A friend who is applying to the seminary said to me this morning, “I realized that God doesn’t want some fake version of me as a priest. He wants me, he is calling me, as I am.” My friend is plainspoken, and he talks without irony or airs. His statement struck me as the best-said things do: I knew it applied to me.
My friend and I were sharing a cup of coffee after Mass. In his homily this morning, our pastor had pointed out that both the first reading and the Gospel involve beggars: a beggar outside the Temple in Jerusalem accosting Peter and John, and two disciples on the road to Emmaus begging the Risen Christ to bide with them a while. Our pastor invited us to realize that we are beggars too, and this led me to question what I truly beg for.
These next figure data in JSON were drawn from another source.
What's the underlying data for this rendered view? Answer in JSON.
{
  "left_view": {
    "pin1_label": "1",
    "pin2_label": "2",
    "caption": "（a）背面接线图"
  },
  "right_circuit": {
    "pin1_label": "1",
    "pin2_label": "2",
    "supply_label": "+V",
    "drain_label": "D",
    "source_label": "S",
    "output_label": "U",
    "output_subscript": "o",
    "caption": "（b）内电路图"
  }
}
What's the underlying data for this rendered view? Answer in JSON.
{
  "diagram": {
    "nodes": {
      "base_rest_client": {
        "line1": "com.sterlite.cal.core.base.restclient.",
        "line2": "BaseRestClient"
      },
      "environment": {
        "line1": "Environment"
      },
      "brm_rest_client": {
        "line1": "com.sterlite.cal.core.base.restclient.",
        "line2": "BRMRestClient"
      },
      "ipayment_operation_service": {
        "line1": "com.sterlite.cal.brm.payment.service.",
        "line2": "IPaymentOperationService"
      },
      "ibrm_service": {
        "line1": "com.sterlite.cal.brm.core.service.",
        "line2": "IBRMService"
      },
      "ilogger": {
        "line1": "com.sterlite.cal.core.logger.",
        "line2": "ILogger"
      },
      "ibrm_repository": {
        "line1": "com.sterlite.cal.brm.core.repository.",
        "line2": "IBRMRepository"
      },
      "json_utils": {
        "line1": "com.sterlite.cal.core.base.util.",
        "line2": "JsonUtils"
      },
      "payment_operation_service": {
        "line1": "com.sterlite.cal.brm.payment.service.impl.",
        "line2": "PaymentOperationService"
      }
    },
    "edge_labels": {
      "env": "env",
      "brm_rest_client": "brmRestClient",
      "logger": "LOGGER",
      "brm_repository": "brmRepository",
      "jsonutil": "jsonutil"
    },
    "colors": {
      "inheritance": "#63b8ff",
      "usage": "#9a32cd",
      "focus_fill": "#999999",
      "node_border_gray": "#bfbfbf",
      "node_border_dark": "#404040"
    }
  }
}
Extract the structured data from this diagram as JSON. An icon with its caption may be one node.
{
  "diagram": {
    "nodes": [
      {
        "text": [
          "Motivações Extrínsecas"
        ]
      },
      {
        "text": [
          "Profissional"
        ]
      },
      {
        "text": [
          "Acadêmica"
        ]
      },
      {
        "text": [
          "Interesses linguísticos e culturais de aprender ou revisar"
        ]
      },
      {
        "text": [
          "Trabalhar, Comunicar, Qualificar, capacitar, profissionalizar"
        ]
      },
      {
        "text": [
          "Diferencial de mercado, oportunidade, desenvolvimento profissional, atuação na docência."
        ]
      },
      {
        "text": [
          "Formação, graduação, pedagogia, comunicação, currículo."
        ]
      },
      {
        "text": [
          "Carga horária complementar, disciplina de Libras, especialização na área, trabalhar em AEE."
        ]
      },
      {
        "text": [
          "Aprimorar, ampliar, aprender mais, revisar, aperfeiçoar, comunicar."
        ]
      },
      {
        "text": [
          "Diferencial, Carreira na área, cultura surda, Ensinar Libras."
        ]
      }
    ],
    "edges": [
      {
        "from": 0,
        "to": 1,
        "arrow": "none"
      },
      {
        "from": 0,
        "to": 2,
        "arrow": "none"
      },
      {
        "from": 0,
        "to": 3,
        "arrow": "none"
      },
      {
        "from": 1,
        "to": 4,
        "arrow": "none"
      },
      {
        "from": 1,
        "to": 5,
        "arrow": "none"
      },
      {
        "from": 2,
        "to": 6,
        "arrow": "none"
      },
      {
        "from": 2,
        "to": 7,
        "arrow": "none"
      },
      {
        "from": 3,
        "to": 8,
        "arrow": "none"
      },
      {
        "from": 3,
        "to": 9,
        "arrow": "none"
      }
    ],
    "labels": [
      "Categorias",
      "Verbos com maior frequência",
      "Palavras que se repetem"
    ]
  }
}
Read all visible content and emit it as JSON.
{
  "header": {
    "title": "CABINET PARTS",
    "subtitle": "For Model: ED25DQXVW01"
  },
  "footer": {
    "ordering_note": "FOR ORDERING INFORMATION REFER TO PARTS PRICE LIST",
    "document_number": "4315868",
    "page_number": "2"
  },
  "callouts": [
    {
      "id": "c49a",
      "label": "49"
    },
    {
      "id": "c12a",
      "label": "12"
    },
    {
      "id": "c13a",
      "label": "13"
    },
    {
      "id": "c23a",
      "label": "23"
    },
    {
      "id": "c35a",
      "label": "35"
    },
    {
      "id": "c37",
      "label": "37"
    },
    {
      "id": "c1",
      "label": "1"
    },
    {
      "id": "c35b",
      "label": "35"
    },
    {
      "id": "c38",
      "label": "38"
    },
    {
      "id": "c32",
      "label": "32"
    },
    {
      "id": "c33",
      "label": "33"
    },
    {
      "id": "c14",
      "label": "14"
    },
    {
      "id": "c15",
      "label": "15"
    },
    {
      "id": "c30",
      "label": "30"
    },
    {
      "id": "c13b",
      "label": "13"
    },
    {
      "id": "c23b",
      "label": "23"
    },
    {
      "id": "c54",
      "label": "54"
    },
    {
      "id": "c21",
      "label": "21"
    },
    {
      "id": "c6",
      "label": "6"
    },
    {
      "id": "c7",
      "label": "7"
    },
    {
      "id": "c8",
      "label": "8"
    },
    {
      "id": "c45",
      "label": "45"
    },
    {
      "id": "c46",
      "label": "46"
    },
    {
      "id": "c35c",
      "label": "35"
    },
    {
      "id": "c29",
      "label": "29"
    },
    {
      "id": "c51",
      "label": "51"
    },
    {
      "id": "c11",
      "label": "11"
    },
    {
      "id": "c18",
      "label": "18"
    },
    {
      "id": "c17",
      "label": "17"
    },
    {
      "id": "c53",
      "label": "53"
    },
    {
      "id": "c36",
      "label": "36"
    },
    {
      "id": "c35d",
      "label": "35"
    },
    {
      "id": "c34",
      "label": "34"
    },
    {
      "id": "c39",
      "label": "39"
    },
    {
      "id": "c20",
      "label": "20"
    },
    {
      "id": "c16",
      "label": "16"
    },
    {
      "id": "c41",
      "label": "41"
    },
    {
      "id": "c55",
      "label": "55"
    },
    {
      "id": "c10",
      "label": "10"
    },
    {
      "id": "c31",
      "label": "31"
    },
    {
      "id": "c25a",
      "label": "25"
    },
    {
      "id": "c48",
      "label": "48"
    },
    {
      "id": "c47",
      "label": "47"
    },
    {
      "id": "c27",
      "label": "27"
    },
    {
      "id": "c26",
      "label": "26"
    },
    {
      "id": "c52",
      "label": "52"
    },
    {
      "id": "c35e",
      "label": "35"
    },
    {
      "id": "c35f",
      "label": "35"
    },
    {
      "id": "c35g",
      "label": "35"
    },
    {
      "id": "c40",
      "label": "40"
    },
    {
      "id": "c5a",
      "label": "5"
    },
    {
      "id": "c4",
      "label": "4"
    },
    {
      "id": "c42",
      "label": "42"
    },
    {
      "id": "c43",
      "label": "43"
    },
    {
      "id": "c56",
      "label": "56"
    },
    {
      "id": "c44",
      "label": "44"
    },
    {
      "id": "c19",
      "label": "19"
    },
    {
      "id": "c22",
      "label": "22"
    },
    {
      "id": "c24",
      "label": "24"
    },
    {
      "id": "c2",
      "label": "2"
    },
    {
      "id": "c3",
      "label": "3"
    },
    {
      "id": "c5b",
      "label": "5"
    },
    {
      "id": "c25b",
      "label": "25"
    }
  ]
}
This may be why I said what I said next to my friend over coffee: “That applies to me as well. I mean, God’s not calling me to be a priest, of course, but I’ve always found it difficult to pray for things for myself. I mean, I think it’s OK to ask God to help rid me of my impatience, but I usually wouldn’t ask him for a job.”
“You mean, it’s OK to ask for virtues,” my friend said, “but not for stuff.”
“Exactly. I’m probably not going to pray to win the lottery, but if God is all-powerful and he really loves me and listens to me and knows everything that’s in my heart and mind, then I can tell him all my needs, personal, financial, whatever. I can give him that too. He doesn’t want a fake version of me either.”
A fake version of me is someone who only puts his best face forward, a man too “holy,” too together to be needy. Of course, God is too wise to be fooled and sees right through my fakery. But I may not.